Она посмотрела на меня взглядом, просящим с ней согласиться. Ее улыбка была чистой и полной просьбы о прощении.

— Маргарет, — сказал я. — Ты же знаешь, где меня нашли.

— Конечно, Рой. — Она достала из своей сумки журналы и газеты. — Я тут принесла тебе кое-что почитать. Свежий «Нью-Йоркер». Там есть несколько очень смешных картинок.

— Романштрассе, сто двадцать семь, — продолжал я. — Ты знаешь, кто там живет.

— Само собой, любимый. — Она дружелюбно улыбнулась. — А вот сегодняшняя почта. Эззарды опять едут в Майами. И как это люди умудряются, хотела бы я знать! — Она порылась в сумке и положила на кровать пару конвертов. — Робби пишет, что он сейчас у Уорнеров и работает для Сиодмака. Это очень хорошая карьера, правда?

— Маргарет…

— А тут несколько западных критических статей о твоем последнем фильме. Некоторые из них великолепны! Я принесла только самые лучшие. Остальные я выкинула, они были слишком глупы…
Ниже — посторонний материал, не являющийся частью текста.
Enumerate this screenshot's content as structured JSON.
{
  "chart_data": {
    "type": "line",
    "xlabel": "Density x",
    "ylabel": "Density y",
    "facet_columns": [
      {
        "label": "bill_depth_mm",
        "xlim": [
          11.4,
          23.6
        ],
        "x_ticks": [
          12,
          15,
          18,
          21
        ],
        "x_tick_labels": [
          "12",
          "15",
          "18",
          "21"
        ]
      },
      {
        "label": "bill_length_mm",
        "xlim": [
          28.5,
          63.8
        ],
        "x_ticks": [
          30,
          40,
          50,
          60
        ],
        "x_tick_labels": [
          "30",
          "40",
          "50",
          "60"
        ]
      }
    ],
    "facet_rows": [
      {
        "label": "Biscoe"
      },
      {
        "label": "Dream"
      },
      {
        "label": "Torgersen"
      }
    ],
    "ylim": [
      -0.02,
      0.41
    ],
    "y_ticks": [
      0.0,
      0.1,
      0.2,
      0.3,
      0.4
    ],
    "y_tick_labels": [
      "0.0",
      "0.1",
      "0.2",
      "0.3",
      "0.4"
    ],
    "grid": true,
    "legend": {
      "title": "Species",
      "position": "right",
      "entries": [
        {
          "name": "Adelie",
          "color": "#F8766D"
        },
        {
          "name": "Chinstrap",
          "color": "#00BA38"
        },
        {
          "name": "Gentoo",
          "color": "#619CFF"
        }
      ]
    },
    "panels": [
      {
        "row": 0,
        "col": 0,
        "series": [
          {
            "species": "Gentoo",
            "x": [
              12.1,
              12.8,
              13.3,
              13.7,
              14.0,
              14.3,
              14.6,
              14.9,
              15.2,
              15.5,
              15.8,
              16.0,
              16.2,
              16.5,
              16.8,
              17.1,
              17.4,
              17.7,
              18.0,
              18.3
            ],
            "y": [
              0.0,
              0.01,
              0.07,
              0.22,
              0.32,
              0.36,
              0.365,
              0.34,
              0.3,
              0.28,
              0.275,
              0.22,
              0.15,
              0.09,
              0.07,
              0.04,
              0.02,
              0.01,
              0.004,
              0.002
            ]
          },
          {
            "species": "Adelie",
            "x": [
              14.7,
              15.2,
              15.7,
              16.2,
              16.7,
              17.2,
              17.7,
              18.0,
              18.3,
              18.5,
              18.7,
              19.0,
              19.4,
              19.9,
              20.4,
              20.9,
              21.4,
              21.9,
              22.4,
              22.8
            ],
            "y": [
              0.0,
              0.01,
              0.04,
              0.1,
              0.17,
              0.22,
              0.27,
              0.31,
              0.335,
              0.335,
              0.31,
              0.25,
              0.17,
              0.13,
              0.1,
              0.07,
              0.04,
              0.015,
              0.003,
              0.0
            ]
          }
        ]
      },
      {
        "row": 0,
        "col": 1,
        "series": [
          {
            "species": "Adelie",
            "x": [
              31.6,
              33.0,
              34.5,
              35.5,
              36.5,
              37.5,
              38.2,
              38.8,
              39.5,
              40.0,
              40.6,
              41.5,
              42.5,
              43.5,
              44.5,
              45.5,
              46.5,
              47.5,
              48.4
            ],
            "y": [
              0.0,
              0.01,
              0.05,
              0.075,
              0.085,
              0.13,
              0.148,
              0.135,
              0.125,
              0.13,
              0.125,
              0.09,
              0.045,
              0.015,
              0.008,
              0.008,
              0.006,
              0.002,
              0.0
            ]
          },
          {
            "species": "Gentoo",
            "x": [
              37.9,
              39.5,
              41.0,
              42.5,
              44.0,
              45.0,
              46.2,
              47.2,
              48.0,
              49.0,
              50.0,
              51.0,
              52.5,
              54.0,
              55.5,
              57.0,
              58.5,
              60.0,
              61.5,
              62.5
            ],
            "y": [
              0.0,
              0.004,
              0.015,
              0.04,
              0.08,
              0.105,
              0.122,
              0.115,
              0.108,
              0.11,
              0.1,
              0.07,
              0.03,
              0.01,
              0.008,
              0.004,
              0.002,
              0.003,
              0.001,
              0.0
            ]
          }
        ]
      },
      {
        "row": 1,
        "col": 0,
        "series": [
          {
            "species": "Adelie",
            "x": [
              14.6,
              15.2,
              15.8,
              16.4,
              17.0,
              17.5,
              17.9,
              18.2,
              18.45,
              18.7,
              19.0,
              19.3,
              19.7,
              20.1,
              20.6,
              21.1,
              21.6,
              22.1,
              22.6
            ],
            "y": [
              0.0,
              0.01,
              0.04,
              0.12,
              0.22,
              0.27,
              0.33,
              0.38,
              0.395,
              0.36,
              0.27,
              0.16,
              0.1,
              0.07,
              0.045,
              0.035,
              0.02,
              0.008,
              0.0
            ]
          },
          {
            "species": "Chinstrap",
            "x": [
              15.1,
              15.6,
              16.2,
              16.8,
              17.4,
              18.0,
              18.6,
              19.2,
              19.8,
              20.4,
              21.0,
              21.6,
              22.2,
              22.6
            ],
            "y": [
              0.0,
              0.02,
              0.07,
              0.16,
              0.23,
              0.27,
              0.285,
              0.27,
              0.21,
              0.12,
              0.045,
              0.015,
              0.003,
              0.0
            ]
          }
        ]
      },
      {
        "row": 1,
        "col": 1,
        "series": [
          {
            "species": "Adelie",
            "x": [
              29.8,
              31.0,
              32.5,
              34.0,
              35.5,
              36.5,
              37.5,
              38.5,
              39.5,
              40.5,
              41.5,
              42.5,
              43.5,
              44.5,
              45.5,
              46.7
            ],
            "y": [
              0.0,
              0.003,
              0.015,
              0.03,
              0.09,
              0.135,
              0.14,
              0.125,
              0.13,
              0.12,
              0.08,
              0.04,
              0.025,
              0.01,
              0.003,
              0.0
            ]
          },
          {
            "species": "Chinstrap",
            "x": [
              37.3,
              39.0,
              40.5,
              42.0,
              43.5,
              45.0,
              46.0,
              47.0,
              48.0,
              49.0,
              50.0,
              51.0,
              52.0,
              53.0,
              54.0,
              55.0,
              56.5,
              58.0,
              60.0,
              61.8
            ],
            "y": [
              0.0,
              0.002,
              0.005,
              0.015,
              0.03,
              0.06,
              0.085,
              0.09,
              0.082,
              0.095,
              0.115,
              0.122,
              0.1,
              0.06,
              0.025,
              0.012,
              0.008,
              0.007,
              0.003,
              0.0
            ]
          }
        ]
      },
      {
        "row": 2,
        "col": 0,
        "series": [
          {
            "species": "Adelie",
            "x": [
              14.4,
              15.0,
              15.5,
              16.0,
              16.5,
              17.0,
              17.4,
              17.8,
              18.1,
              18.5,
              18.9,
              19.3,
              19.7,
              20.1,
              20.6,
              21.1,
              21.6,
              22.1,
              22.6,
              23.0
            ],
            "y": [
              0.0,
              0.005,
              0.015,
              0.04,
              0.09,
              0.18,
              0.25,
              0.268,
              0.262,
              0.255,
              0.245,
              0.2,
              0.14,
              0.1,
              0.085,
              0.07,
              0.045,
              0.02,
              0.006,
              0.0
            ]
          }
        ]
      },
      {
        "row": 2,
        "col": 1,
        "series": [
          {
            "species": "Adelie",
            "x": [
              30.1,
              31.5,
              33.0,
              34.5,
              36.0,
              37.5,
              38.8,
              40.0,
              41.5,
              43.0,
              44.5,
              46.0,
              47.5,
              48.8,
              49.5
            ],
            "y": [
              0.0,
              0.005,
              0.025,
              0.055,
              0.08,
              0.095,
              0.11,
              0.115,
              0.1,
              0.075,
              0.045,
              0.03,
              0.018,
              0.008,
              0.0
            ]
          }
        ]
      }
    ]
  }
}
— Иоланта, — произнес я, — Иоланта Каспари. Моя секретарша. Я провел выходные с ней.

— Да-да, конечно, Рой. — Она сняла шляпку и положила ее на столик. У нее были черные волосы, гладкие и разделенные на пробор. Она скрестила ноги — ровные длинные ноги в светлых нейлоновых чулках. — Полагаю, мальвы от нее.

— Да.

Она понюхала цветы.

— Они не пахнут, — сказал я.

— Но они очень мило выглядят.

— Иоланта — моя любовница, — произнес я.

Она провела прохладной ухоженной рукой по моей щеке. Я был довольно небрит. Ее рука пахла дневным кремом «Элизабет Арден».

— Да, Рой, я знаю. Мы должны об этом говорить?

— Я бы хотел.

— Это очень мило с твоей стороны.

— Что?

— Что ты хочешь попросить прощения.

— Я не хочу просить прощения. Я хочу поговорить об этом.

Она улыбнулась:

— А я нет. Зачем? Я же знала об этом.

— Да?

— Да.

— И что?

— И я знала, что ты обставил бы это так же тактично, как всегда. Так осторожно, чтобы люди ничего не заметили. Чтобы я не страдала от этого. Так, как ты всегда это делал. Я полностью осознаю, что тебе неприятно впутывать меня в эту ситуацию.

— В какую си… си… са… сатиу… — начал я и от ярости и стыда закусил губы. Это случилось снова.

— Что такое, Рой? — испугалась она.

— Доктор называет это литеральной парафазией, — объяснил я. — Кажется, проходит. — Я глубоко вздохнул. — Что ты хочешь сказать?

— Конечно, о нас начнутся пересуды.

— Мне жаль.

— Я знаю, Рой. Но я не упрекаю тебя. Это была не твоя вина, что ты упал в обморок именно в палисаднике этой маленькой потаскушки. Это был форс-мажор.

— Да, это верно.

— Ты это сделал не преднамеренно. Ты не хотел меня специально обидеть. Мы не будем больше об этом говорить.